Los vínculos de Agustín con ese grupo, donde brillaban el artista Vicente Rojo, el dramaturgo Juan Tovar y la poeta Elsa Cross, se reforzaron con la amistad del esquivo Carlos Castaneda, de quien Octavio Paz prologaría la versión en español de “Las enseñanzas de Don Juan” (publicada por el FCE) y Agustín traduciría “El don del águila”, el primer libro de Castaneda fuera del FCE. Justamente hablando sobre Castaneda, en su casa de Cuautla, Agustín dio una vez más una muestra de su carácter liberal y relajado, siempre más cercano al gozo, la calidez y el respeto que al frío snobismo que se le suele adjudicar a las grandes estrellas literarias. En una charla que recojo en el libro “Extranjero siempre”, mientras en el living de su casa sonaban discos de Electric Light Orchestra y DJ Shadow, quise saber si alguna vez le había pedido más detalles a Castaneda acerca de las experiencias “de poder” que narraba en sus libros, que incluían milagros físicos y alucinaciones en distintas dimensiones.
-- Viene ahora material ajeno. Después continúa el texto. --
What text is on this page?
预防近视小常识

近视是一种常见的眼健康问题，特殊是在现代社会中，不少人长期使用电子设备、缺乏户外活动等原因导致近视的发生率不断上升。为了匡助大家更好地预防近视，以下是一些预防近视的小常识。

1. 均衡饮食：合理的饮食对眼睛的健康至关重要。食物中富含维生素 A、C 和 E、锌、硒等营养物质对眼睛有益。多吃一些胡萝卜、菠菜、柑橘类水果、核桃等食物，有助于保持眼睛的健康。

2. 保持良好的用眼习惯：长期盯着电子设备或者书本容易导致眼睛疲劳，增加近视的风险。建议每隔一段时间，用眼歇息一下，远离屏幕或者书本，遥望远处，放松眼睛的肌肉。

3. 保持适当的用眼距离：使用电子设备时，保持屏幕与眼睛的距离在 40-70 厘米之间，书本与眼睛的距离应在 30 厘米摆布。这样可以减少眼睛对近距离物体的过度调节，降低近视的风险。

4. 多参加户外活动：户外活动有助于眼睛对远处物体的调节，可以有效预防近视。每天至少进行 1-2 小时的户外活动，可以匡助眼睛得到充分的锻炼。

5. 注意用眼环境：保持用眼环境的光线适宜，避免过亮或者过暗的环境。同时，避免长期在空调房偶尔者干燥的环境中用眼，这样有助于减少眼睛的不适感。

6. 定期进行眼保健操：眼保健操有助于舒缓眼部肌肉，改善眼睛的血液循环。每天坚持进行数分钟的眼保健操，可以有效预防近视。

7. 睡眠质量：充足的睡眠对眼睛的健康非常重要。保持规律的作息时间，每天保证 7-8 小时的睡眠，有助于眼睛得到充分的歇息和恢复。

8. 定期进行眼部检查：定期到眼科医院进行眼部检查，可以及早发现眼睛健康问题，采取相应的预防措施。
Ya que eran amigos y se veían con cierta frecuencia, tal vez le había preguntado algo. “Bueno, yo lo aceptaba como era -me dijo-, en ese sentido soy muy poco curioso, si él no tenía el menor deseo de decir nada acerca de eso, pues no digas nada y a la chingada. Era un tipo tan simpático, tan agradable, que no se necesitaba andar hurgándole mucho”. Con ese antecedente, todo indica que Agustín habría sido un pésimo reportero. Pero fue esa misma actitud de desenfado, lealtad y sagrado respeto la que, sumada a su creatividad luminosa y llena de ironía, le otorga un lugar singularísimo en la literatura mexicana, mucho más preponderante del que le concede la etiqueta “literatura de la onda”. Y es que Agustín no fue un escritor limitado a una generación ni, solamente, un personaje definido por los valores de su tiempo. En realidad, fue todo aquello que se le pide a un artista: una figura capaz de captar el pulso de su época, enriquecer la voz de una cultura y animar a los suyos a vivir con intensidad y lucidez hasta el último momento. Sus libros lo retratan y demuestran que entre ellos y sus lectores siempre habrá un antes y un después.